Bush's principles offend the base — but perhaps not as much as Romney's pandering does. The base never confused Romney's embarrassing entreaties with fidelity; for the Tea Party wing of the party, Romney is just as much of an ideological threat as Bush. And his mere presence in the public sphere makes Bush's spine appear straighter, stronger.

Francis Wilkinson, Bloomberg News

Revisiting the car elevators

In March 2012, Politico revealed that Mitt and Ann Romney's renovation of their $12 million beachfront home, one of three they owned, would include a two-level, four-car garage with a mechanized lift: "The cars," Politico reported, "will have their own separate elevator."

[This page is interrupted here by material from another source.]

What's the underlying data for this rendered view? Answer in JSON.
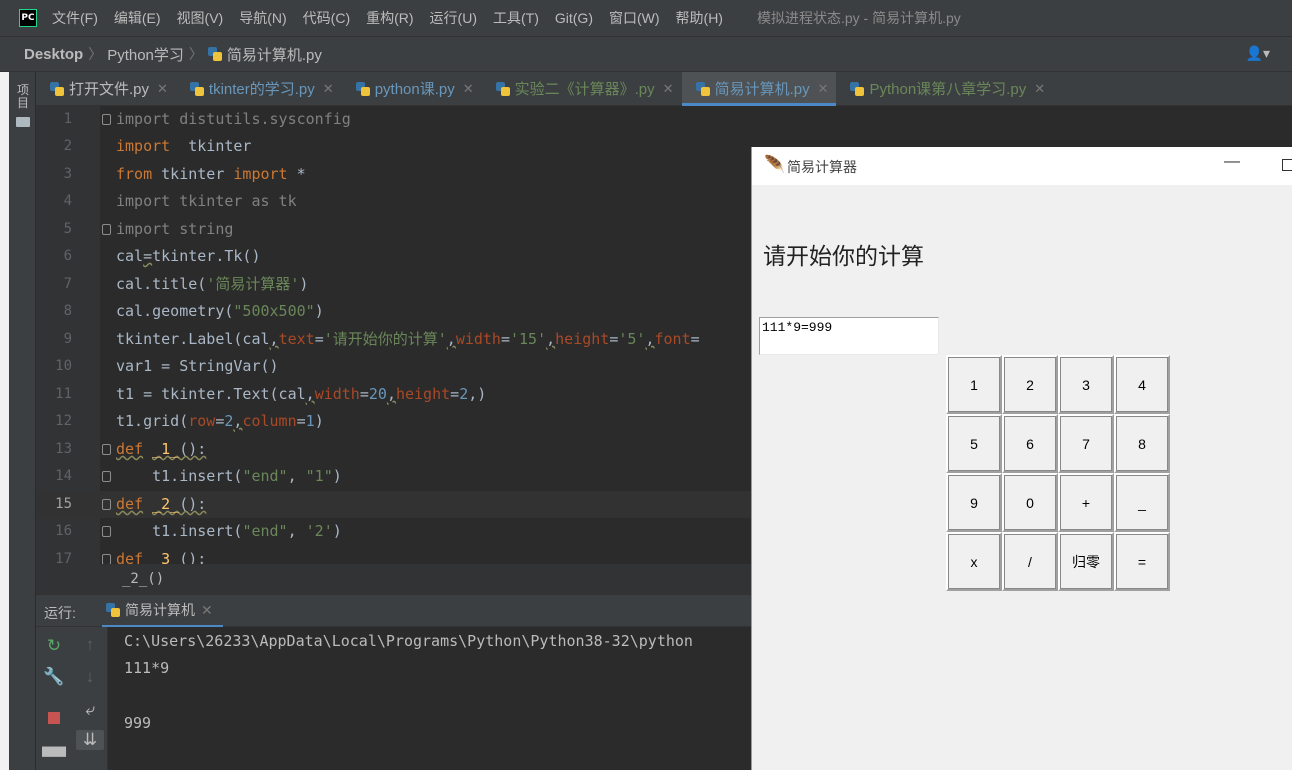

In reality, the car elevator was a nifty — if expensive — design solution for the house, located on a narrow street of pricey homes jammed together on overbuilt lots with jaw-dropping ocean views near San Diego. The location would have made for a picturesque Western White House, something the country has not had since the days of Ronald Reagan, with his mountaintop ranch above Santa Barbara, or Richard Nixon, who famously strolled the beach in front of his San Clemente estate in dress shoes and slacks.

I wondered what had become of the sleepy little enclave where the debate over Romney's big garage was born, and what neighbors might think about Romney running again.

They were polarized about his candidacy and his remodel. Generally speaking, Republicans didn't mind either; Democrats were opposed to both.

As for the remodeling, the plans sparked a long, expensive battle typical of California beach development. The Romneys were asking to increase the size of the house from 3,000 square feet to 11,000. Neighbors on both sides of the political divide wrote letters to the local planning department, then the California Coastal Commission. About half supported the Romneys' plans; half asked the commission to reduce the size of the project, claiming it was too big for the lot.

In October 2013, the coastal panel approved the plans. Construction began last spring and is expected to wrap up before the end of the year. The Romneys' San Diego attorney, Matthew Peterson, told me they are committed to finishing the remodel but haven't decided whether they will keep the house or sell it.

When I strolled down the street last week, I found a neighborhood in chaos, abuzz with the sound of hammers and construction saws, jammed with pickup trucks. Every other house, it seemed, had decided to follow the Romneys' suit.

Robin Abcarian, Los Angeles Times

Free of constraints?

Another Romney run would be genuinely frightening for Republicans — and this is probably why the reaction against it has been so intense — if there were any chance of the candidate doing what he did in 2012: monopolizing fundraising to a point where other potentially electable candidates stay out, carpet-bombing his opponents with attack ads and essentially forcing the party faithful to accept him, flaws and all.

But unless GOP power brokers are truly crazy — and based on the response to Romney's trial balloon, they aren't — that isn't going to happen. Not even close. Instead, a Romney candidacy would depend on a small circle of backers while ceding immense fundraising territory to Bush, Chris Christie, Scott Walker, Marco Rubio — the list goes on.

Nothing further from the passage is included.